Perhaps my personal favorite session was my interview with Zach Wahls, who as a college student gave a speech on gay marriage in Iowa that went around the world, as the most-watched political video of 2011—partly with my help, as I showed it to speechwriters on several continents as a perfect example of pathos, logos and ethos meeting the perfect moment.

Ten years later, I talked with the now-30-year-old Wahls, about the making of that speech—the impact it had on the issue, and also how it helped propel him to his current post, as an Iowa State Senator. He was really insightful, and we’re planning on making that conversation public, so I wan’t say more about it here.

And at the end of the conference, I was slinging rye whiskey from a virtual version of the traditional PSA World Conference watering hole, the Georgetown campus bar, the Bulldog Tavern. On our virtual pub crawl, I had a few glasses myself—in relief that our community has held together over the last couple of years—and in butterflies-anticipation of the joy of an in-person reunion next year.

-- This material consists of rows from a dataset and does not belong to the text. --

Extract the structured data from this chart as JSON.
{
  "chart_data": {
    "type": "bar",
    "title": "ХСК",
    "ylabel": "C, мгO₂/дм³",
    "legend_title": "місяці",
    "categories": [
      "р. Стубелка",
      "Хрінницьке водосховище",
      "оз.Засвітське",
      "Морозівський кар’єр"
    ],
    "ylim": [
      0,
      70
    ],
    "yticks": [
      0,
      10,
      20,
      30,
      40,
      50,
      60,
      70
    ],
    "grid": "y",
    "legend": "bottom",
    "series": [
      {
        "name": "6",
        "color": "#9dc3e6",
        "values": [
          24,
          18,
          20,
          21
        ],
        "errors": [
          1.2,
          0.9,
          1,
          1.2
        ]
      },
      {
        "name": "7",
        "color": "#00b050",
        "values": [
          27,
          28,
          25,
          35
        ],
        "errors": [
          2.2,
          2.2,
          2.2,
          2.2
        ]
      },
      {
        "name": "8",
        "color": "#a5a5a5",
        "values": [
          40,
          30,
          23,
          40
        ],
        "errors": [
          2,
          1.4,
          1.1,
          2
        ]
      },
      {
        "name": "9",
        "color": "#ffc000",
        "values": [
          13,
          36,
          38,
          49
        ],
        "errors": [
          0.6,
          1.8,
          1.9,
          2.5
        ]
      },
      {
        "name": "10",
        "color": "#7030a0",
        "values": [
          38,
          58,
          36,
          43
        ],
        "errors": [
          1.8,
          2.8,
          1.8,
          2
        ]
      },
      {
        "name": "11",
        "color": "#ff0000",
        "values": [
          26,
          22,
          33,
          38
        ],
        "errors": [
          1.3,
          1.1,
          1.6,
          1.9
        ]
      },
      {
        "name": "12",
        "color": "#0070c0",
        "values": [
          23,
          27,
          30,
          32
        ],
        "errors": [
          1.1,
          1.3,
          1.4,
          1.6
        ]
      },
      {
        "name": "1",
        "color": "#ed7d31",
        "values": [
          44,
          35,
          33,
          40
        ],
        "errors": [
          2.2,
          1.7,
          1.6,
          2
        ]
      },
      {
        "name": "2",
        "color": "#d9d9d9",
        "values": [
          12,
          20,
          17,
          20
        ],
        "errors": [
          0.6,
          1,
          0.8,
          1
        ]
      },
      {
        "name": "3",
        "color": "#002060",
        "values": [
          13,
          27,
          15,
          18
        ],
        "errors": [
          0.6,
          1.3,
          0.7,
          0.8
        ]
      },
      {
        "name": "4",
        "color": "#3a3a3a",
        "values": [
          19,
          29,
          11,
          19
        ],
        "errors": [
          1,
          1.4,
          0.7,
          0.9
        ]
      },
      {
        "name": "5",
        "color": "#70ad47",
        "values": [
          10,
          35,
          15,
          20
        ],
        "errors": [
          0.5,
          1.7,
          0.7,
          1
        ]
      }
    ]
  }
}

As I said in my conference closing toast: 

Kurt Vonnegut said, “Online communities build nothing.”

And I agree.

But this online community maintained something over these last two years, and next year we hope and expect we will see you in person, again. Thanks for supporting your professional association—and your colleagues—in the meantime.

As I said last year, “We need each other. And we need to stick together. No matter what.”